Mathew Brady’s Irish Mystery

Civil War Photographer Mathew Brady was probably born in Ireland. Mathew Brady circa 1875. Library of Congress.
Civil War Photographer Mathew Brady was probably born in Ireland. Mathew Brady circa 1875. Library of Congress.

By Matthew Skwiat, Contributing Editor
October / November 2015

In August, a sign in Johnsburg, New York that claimed to mark the birthplace of acclaimed Civil War photographer Mathew Brady went missing. But in addition to sparking a search for the sign itself, its absence sent historians into a quest to find the true birthplace of Brady, eventually discovering he was probably born in Ireland.

While there is no doubt that Brady, often cited as the “father of American modern photography,” spent his childhood in Johnsburg, speculation about his birthplace has been brewing for years. No birth certificate or any kind of documentation has been found to link his birth to New York State. In fact, an 1855 New York Census lists Brady’s place of birth as Ireland, as does an 1860 census and Brady’s own 1863 draft records.

Matthew Brady 1863 draft record. National Archives.

Mathew Brady 1863 draft record. National Archives.
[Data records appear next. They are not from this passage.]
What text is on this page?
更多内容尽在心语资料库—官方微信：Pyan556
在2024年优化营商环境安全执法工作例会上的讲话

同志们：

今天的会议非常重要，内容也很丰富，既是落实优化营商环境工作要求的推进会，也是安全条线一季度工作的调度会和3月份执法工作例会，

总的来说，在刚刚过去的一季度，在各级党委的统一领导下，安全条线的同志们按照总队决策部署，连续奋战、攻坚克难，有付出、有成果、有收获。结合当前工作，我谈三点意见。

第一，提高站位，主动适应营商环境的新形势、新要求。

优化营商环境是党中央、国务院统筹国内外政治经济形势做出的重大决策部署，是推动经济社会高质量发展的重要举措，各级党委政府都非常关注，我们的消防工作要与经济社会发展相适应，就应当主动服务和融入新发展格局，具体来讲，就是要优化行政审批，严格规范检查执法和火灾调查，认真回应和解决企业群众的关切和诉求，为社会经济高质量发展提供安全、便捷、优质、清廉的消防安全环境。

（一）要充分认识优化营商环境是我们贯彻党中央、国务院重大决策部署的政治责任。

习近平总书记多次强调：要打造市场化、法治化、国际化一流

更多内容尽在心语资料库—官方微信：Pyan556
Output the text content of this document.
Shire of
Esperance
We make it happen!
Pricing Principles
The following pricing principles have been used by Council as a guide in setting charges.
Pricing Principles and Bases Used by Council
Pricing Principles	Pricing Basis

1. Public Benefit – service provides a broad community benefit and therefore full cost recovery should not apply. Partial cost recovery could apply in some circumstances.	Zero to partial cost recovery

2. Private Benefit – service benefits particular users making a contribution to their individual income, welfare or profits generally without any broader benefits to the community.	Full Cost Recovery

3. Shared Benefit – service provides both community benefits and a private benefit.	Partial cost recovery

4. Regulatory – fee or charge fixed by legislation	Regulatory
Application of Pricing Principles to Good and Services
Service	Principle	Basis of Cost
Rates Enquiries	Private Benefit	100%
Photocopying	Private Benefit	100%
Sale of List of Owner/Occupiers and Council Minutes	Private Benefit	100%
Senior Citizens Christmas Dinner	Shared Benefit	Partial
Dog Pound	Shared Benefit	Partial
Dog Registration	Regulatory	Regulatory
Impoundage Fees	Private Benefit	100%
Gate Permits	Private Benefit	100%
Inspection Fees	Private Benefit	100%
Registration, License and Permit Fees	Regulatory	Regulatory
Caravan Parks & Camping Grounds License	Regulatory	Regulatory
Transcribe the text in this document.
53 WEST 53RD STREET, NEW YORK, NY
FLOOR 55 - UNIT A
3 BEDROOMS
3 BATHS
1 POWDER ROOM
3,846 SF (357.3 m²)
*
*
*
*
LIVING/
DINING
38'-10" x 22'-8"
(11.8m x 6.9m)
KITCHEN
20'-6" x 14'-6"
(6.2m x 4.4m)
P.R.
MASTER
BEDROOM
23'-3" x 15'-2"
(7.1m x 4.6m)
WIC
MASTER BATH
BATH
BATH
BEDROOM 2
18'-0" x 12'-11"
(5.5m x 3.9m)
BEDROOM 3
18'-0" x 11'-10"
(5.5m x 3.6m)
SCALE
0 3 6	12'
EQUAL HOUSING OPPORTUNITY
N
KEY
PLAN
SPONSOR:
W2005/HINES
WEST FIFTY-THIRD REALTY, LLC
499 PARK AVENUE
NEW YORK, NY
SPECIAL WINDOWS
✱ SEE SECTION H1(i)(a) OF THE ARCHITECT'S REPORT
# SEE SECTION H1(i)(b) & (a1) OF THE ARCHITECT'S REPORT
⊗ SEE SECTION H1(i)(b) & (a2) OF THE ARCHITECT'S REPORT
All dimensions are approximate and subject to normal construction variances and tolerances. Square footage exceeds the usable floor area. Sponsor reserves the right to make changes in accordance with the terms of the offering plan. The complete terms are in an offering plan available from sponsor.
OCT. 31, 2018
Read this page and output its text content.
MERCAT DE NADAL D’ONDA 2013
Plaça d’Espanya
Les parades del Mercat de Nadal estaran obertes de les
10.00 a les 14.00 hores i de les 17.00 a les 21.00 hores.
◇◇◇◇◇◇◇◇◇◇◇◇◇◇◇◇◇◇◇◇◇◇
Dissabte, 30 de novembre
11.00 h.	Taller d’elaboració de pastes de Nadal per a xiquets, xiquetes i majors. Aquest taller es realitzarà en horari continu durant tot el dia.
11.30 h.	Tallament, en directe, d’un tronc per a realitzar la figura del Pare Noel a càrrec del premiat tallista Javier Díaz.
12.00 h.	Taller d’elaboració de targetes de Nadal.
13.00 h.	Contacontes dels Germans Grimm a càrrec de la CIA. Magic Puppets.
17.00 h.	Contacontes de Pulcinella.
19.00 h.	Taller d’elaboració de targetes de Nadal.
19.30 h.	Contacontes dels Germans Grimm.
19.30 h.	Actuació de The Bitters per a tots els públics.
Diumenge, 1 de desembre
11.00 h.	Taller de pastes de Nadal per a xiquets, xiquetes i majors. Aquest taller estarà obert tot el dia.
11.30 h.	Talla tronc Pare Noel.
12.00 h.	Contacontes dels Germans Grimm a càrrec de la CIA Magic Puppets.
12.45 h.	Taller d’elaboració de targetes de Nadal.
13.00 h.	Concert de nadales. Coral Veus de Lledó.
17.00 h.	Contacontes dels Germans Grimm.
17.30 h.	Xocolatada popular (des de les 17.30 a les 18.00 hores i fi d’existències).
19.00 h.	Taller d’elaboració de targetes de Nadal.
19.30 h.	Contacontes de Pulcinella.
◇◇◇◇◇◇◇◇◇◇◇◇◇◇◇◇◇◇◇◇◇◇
“From the new documents, I have no doubt that Mathew Brady was born in Ireland to Andrew and Julia Brady,” said Mary Panzer, author of Mathew Brady and the Image of History. Brady himself maintained he was born in New York, which many biographers took as fact. But the truth is open to debate. Brady grew up in a 19th-century America that was hostile to immigrants, especially the Irish. And towards the end of his life he was plagued by poverty, and perhaps he felt that admitting his Irish origins would further damage his dwindling image.

Even though Brady’s birthplace may be unknown, the photos he is responsible for remain the greatest images we have of the Civil War. And any American with a five-dollar bill carries a Brady photograph, his image of Lincoln having been used on the bill since 1914.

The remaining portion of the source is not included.